Ladies and gentlemen,
I’m delighted to be here today, in the heart of Hamburg.
Red-brick gables; towers reflected in the canals; the hustle and bustle in the offices; the whiff of tea and coffee in the air, of cloves and pepper, the scents of the big wide world – Hamburg’s Speicherstadt and the Kontorhaus district with the Chilehaus are unique.
The wonderful buildings we see through the window epitomise the Hanseatic tradition of trade and commerce. They epitomise trade and change, an outward-looking approach and an openness to the world. The goods brought over the world’s seas to the port of Hamburg were stored and refined in the warehouses here. The adjacent Kontorhaus district developed into Europe’s first office quarter. We’ve just visited the Chilehaus designed by Fritz Höger, which is rightly described as an expressionist icon. And as we looked down from the rooftop terrace of the Chilehaus, it became very clear to us that if Hamburg is Germany’s gateway to the world, then this very area is the beautiful and breathtaking side of that gateway.

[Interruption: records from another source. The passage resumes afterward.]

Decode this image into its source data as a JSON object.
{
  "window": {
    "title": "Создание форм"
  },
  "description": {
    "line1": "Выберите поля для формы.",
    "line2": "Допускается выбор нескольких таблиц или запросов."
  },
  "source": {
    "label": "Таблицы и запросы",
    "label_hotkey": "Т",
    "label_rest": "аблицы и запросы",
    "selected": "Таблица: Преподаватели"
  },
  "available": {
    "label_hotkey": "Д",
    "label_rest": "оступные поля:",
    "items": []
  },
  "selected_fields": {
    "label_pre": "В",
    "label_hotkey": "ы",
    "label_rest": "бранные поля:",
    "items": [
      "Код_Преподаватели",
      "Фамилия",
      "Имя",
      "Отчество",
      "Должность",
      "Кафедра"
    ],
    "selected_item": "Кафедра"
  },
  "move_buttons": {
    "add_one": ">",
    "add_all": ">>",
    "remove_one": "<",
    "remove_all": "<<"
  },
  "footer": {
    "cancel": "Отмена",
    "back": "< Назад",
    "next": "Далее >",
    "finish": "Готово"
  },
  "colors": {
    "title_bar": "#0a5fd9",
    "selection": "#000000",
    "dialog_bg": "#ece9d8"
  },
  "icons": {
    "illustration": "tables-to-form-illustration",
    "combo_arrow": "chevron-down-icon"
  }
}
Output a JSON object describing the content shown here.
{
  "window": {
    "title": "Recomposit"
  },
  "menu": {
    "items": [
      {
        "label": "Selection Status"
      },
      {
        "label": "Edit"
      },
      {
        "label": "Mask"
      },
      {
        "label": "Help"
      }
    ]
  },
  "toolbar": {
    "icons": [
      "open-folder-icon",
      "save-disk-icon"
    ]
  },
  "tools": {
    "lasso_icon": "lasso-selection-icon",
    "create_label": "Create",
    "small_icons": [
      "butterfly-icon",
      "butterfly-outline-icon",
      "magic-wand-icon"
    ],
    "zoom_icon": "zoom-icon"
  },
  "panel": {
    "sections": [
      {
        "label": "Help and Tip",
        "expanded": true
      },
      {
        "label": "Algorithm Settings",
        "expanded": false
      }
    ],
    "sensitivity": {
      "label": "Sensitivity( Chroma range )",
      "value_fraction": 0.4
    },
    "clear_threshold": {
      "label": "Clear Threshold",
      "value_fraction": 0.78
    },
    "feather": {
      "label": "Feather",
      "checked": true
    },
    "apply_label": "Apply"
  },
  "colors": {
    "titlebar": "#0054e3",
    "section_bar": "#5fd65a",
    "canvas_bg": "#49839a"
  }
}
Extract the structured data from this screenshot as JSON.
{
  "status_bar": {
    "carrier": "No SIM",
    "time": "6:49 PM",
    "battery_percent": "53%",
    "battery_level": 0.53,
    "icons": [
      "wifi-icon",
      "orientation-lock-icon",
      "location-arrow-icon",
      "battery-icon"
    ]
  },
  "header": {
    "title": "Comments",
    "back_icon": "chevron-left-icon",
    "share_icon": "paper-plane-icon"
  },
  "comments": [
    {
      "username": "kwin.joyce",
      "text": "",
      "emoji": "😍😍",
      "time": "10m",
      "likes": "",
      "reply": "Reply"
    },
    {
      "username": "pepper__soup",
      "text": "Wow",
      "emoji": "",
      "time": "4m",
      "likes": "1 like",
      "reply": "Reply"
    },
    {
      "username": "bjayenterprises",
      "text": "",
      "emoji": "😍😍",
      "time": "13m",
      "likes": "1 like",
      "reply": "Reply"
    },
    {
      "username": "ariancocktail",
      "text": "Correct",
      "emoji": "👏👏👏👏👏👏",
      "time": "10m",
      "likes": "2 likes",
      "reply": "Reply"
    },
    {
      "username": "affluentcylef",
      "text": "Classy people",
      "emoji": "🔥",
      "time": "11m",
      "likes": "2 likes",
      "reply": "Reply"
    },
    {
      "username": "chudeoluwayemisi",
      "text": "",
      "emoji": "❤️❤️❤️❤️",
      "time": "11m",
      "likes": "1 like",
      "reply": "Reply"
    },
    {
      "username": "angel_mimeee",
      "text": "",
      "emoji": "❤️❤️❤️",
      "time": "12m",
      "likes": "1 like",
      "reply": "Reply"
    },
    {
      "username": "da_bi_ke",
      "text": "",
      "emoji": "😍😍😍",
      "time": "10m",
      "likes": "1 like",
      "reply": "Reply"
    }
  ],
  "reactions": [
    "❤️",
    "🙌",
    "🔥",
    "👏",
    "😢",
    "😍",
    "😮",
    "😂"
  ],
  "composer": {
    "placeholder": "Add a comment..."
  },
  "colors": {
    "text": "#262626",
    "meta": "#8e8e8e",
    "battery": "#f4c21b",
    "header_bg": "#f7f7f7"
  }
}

These buildings, ladies and gentlemen, symbolise your city’s openness to the world. Today it is being designated as the common heritage of humanity.
On that, Olaf and the people of Hamburg, I would like to congratulate you most sincerely!
The wonderful Speicherstadt and the Kontorhaus district are not just places to admire. Rather, they define our identity, for places like these heighten our awareness of our own history and of ourselves. They also help us to define our place and find our bearings in today’s world.
That’s why protecting these sites is so important. Moreover, that’s why the images of the brutal destruction of cultural heritage reaching us from the crisis regions in the Middle East and North Africa are so shocking. This destruction poses a very real threat to the future of humanity’s culture.
One example of this is the oasis town of Palmyra, which was in danger of being razed to the ground by Islamist hordes last year. Incidentally, Palmyra isn’t as far away from Hamburg as a glance at a map would suggest. For just like the people of Hamburg still today, the people of Palmyra were among the most renowned merchants in the late Antique period. Their town was a cultural centre which symbolised tolerance among cultures and religions. We want to help to preserve Syria’s cultural heritage. Just a few weeks ago, we and UNESCO co-hosted a conference of experts on this very issue here in Berlin. And let me tell you that the huge political and social tensions in Syria were palpable among the Syrian representatives. Nevertheless, they talked to one another. And finally, it was the Syrian participants from all groups who presented the results of the workshops together.
To my mind, that shows that the protection and preservation of cultural heritage can help foster peace.
A world heritage title such as the one Hamburg is receiving today is therefore not just an award. I believe it also serves as a reminder of our obligation to protect cultural heritage around the world.
Ladies and gentlemen,
This world heritage title is cause for much celebration today.
I’d be delighted if we at the Federal Foreign Office – as host of the key UNESCO World Heritage Conference last year – were able to contribute towards this success.
However, I would also like to expressly thank all those who have worked for many years with dedication, strong nerves and great perseverance towards this recognition.
I’ve heard that there’s an old Viking proverb which says that we cannot change the wind, but we can adjust our sails.
You, ladies and gentlemen, have proven excellent at adjusting your sails. You have all done an outstanding job and achieved your goal! The whole of Germany – but in particular the people of Hamburg – can be proud today. Thank you very much.